In the first year of Hands’ graduate work at the University of Maryland School of Theatre, Dance, and Performance Studies, she filmed Melissa dancing in her room and, inspired by that footage, they created the duet in the park. This project was a watershed moment. Hands, who grew up with classical dance training, began to focus on making both dance classrooms and performances welcoming to and representative of people of all abilities.

Christine and Melissa Hands perform a dance duet. The video was presented at the Going Dutch Festival in Elgin, Illinois.

“Inclusive dance isn’t just fitting new kinds of bodies into the old, virtuosic model of dance,” she explains, “but really blowing open the potential of what that model can be.”

Hands’ research focuses on dance companies that are doing this innovative work. In summer 2017, she participated in Axis Dance Company's Physically Integrated Dance Intensive and Teacher Training in Oakland, California, and she recently returned from a research trip to Scotland and England, where she visited companies such as Glasgow’s Indepen-Dance and London’s Amici Dance Theatre Company that integrate artists with and without disabilities. These companies share similar goals of empowering and valuing all movers.

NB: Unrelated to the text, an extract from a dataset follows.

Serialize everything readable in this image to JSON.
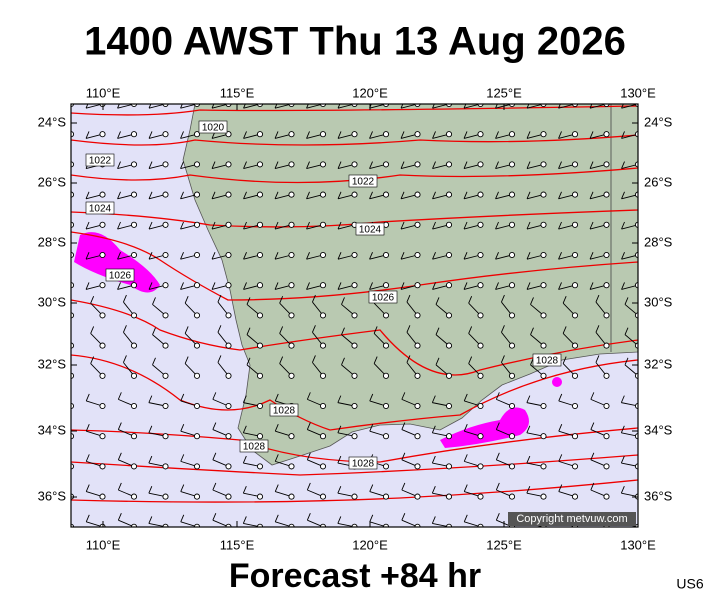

Reimagining dance for all bodies

“I was moved to see how dancers helped each other out in class,” notes Hands. “They really create a fluid exchange of caring.”

For her thesis concert, Hands created an immersive, multisensory and accessible reimagining of Shakespeare’s “Hamlet” at The Clarice. The venue was wheelchair accessible, and the dance performance included American Sign Language interpretation for the deaf community, audio description and a pre-show touch tour with costume pieces and props for those with blindness and low vision.

“The idea was to create alternative entry points for the audience through touch, sound and sight,” she said.

Even though many of the audiences members did not require these resources, Hands hopes that making them a central part of the production increased awareness of how people with disabilities experience the world.

"Accessibility not only benefits people who need the services," she said, "but it actually enhances the experience for everyone."

This fall, Hands will bring her focus on accessibility and inclusion into the classroom by teaching dance to middle school children at Success Academy Charter Schools in Brooklyn, New York. To include children who have a variety of needs and learning styles, she is developing a curriculum that offers modifications and alternatives for approaching movement.

"To create a more inclusive community, we must reimagine the world we live in," Hands said. "As a teacher, dancer and choreographer, I want to enact this change through dance."